Nibras al-Maamouri, head of the Iraqi Women Journalists Forum (IWJF), said the targeting of prominent women in Iraq has "greatly increased." She told the New York Times: "This is not something new, but to reach to the level of direct killing in front of people is dangerous," (Rudaw, Oct. 8; CNN, Yahoo News, Oct. 4; Gulf News, Oct. 2; NYT, Sept. 29)

Yanar Mohammed of the Organization of Women's Freedom in Iraq (OWFI) has also had to leave the country due to threats. She spoke to DW at the Baghdad airport as she was awaiting her flight out Oct. 6. "The killings have been done against women who reveal their bodies, who reveal theor faces, who are outspoken about women's rights, women who did not submit to the conventional Islamic ways which the Iraqi government is focing on the people. All of the women in Iraq are under terror now. And the message is that women should not be in public forums."

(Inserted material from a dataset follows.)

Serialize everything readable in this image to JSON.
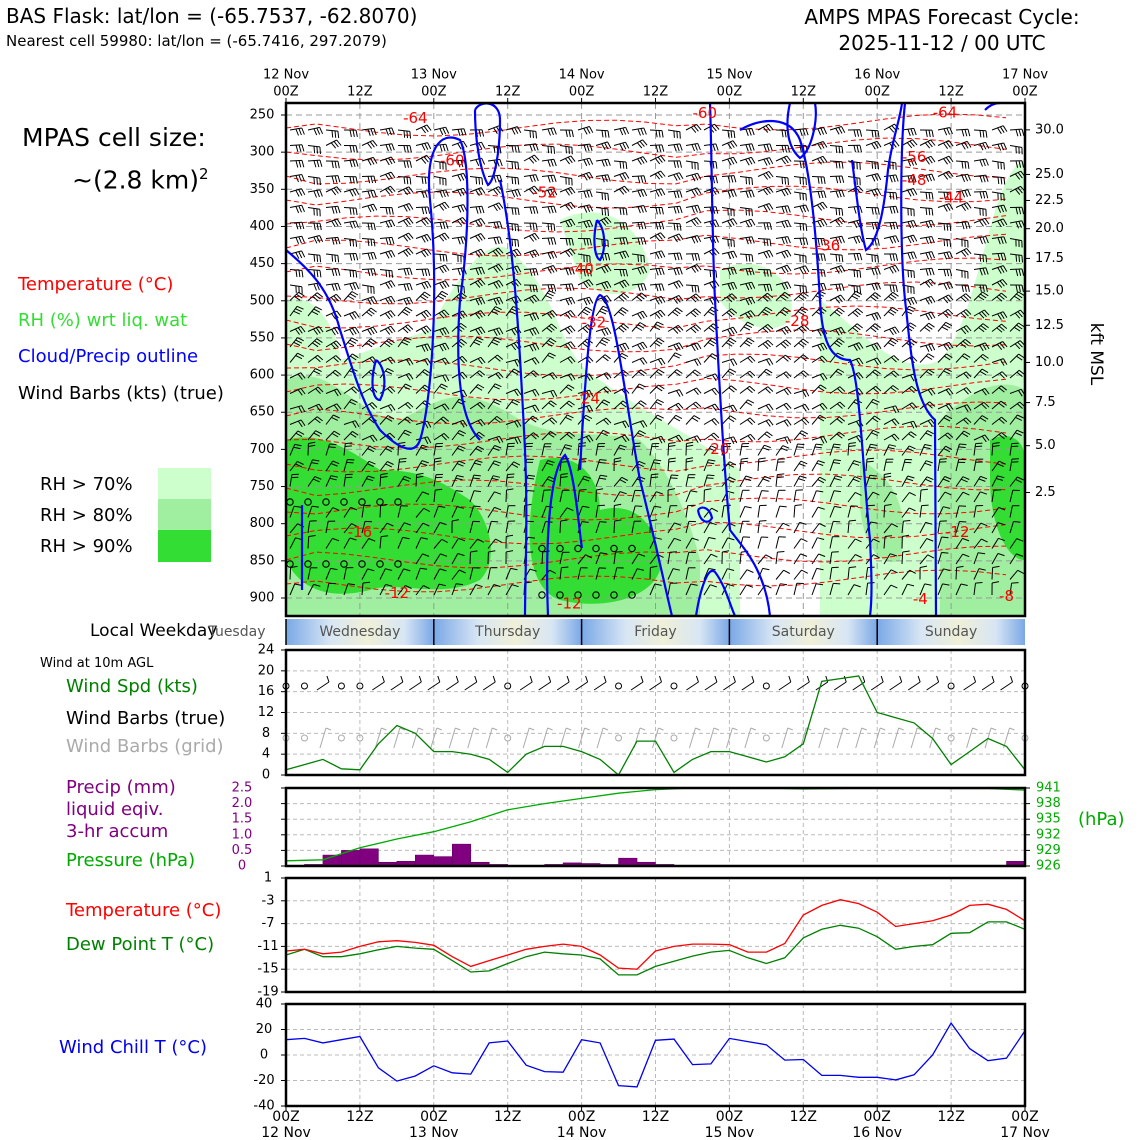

Noting that a TV host called Fares a "whore" after her death, Mohammed added: "The killoings are followed by a wave of smearing the reputation of the victim In every case the public is told that the woman was promiscuous and killed by her husband or that she was a drug addict or moving drugs..."

Prime Minister Haider al-Abadi has ordered an investigation into the killings. But  Mohammed is skeptical. "The police are collaborating with the murderers and covering up for them," she said. " We never get the exact story."